The inflationary spiral that drove prices up during the first years of the Biden administration has ended. That’s the good news. The bad news is we’re still paying more for too many things even as real wages underwent a prolonged decline.
To help people buy more with less, Joe Biden appears to have embraced price controls.
That shouldn’t be a revelation. Buried inside the Inflation Reduction Act is a provision that created a pathway for the government to secure lower prices for certain prescription drugs covered under Medicare. It’s controversial. Many economists and the pharmaceutical industry say fewer quality-of-life-improving drugs will be produced because of it. Nonetheless, the Biden administration has continued to move towards its implementation.
Those who are old enough to remember the Nixon years know that government-imposed price controls don’t work. Seniors who are hoping the Biden initiative will reduce what they pay for the drugs they need are in for disappointment. Instead of alleviating their financial concerns, the administration’s scheme will add to them.

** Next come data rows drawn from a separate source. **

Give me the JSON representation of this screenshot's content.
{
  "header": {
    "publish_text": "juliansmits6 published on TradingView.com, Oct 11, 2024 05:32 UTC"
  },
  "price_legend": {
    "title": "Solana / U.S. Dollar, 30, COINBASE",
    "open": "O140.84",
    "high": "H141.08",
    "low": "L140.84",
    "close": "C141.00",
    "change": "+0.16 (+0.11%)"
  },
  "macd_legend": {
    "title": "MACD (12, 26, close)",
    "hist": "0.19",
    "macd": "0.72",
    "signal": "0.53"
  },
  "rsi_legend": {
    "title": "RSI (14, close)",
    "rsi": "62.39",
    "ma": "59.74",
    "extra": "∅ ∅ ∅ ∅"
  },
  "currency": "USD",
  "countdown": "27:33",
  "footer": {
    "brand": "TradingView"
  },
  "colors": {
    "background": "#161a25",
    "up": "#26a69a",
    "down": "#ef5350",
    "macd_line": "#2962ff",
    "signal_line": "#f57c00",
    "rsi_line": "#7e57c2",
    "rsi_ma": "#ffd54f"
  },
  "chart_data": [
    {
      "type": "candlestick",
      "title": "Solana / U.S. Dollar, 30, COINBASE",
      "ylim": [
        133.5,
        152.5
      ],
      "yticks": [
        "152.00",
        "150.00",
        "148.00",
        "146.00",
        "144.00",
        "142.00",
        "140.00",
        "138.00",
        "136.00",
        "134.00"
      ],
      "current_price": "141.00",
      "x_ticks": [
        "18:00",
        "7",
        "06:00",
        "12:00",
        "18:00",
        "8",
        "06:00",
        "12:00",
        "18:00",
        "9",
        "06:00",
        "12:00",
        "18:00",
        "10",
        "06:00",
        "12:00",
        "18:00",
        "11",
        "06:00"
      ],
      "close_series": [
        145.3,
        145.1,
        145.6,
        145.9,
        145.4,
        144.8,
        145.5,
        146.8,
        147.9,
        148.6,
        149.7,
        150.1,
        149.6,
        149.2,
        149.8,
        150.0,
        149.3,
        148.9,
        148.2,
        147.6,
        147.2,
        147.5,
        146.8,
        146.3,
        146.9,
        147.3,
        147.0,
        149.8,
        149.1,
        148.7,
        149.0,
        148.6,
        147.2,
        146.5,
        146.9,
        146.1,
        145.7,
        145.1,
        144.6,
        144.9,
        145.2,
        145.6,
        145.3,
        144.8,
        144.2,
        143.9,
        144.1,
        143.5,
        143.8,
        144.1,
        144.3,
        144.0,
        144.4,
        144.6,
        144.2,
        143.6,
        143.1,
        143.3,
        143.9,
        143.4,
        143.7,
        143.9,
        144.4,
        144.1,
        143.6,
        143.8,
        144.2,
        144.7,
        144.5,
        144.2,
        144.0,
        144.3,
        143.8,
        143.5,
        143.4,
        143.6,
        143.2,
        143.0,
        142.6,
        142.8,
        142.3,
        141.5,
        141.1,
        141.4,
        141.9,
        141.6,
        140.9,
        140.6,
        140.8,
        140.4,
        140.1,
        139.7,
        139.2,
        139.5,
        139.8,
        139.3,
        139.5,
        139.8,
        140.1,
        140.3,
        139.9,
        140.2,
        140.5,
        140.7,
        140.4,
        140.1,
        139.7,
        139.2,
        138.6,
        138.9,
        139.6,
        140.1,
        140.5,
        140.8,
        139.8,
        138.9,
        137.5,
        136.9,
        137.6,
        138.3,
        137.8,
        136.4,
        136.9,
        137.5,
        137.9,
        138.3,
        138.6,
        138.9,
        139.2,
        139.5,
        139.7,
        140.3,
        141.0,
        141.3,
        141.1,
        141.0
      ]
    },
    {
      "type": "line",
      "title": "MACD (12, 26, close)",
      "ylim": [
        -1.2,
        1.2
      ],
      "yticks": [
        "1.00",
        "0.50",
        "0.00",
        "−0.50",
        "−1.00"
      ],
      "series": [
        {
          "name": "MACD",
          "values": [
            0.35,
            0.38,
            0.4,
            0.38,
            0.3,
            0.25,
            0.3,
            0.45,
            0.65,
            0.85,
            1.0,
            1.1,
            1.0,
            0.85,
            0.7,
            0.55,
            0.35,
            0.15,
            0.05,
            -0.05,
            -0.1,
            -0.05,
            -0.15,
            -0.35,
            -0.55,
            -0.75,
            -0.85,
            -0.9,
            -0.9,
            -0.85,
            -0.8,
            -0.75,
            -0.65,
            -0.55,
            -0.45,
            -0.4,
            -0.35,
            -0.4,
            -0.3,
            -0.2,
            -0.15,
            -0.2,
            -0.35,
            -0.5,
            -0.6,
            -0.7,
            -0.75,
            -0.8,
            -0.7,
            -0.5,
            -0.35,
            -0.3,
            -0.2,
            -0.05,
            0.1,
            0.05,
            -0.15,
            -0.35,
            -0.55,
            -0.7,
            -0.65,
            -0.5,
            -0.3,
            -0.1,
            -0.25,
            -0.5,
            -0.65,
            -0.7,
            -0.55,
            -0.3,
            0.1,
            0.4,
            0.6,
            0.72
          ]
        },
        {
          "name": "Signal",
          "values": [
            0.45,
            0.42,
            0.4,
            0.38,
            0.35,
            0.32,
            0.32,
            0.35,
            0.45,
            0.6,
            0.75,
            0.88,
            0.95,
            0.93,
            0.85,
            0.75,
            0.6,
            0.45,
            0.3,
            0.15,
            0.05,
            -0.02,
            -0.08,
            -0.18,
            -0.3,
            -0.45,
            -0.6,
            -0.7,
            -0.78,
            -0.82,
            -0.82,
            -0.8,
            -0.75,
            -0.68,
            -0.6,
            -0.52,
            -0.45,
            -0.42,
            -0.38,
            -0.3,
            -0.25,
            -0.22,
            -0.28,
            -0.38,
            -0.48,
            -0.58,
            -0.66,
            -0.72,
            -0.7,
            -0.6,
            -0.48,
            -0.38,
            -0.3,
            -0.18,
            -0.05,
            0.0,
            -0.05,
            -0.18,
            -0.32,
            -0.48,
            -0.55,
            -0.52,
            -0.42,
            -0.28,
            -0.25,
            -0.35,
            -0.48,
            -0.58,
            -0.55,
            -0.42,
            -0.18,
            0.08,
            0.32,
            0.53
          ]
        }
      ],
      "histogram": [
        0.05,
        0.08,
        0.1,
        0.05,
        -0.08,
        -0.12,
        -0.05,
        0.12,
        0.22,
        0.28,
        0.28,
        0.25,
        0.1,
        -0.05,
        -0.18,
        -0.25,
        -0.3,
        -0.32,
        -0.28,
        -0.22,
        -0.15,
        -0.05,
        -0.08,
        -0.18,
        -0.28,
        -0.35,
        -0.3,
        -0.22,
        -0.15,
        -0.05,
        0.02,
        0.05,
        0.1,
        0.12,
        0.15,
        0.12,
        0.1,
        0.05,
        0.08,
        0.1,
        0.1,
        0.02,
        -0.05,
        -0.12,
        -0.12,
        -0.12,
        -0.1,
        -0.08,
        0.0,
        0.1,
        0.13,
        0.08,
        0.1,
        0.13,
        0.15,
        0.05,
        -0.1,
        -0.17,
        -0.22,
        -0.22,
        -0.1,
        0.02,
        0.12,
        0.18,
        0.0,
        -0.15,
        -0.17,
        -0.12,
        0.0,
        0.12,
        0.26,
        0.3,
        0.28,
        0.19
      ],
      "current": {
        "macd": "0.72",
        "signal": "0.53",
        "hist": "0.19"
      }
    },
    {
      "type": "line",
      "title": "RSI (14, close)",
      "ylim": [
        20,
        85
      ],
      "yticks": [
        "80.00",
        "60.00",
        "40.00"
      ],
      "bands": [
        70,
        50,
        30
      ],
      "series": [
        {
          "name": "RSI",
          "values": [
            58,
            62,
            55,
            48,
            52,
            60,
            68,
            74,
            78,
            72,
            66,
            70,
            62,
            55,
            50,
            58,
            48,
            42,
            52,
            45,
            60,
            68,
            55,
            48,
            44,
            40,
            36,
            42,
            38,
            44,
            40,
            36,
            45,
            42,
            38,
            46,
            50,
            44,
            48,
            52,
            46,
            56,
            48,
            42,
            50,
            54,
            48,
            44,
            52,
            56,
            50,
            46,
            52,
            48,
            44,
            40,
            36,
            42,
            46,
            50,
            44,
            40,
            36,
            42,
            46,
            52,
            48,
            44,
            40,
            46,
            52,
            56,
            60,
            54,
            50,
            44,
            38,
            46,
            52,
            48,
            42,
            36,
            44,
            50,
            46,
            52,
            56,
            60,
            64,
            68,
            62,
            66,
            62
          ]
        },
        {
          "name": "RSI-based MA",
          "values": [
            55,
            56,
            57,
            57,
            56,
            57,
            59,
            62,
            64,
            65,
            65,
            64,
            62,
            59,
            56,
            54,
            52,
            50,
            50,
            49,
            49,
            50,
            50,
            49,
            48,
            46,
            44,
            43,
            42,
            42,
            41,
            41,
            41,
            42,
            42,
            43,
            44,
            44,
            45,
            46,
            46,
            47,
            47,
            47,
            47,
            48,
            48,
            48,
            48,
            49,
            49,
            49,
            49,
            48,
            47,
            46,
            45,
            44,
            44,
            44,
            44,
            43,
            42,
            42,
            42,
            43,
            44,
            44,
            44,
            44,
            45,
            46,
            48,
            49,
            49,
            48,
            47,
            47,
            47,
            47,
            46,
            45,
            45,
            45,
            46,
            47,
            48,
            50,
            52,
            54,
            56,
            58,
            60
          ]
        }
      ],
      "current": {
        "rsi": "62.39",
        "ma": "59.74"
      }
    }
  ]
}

It doesn’t have to be that way. In a rational world, adopting a plan that will undoubtedly produce scarcity, higher prices (resulting from a new excise tax on certain targeted drugs), and lead Medicare to determine it should cover fewer rather than more prescription pharmaceuticals would be dismissed out-of-hand. Yet that’s what the president’s plan will do.
There are better ways. Under George W. Bush, America’s seniors benefited through the introduction of Medicare Part D, which allows them to pay for prescription drugs through private insurance purchased with government assistance. Most of the expense was borne by the new program, reducing the amount seniors needed to pay out-of-pocket to get their prescriptions filled.
It worked better than most analysts and economists projected it would. Biden, it seems, is ready to undo that progress and reverse direction through a program sold to the American people as one that merely authorizes the federal agency that oversees Medicare and Medicaid to “negotiate” on price with drug manufacturers.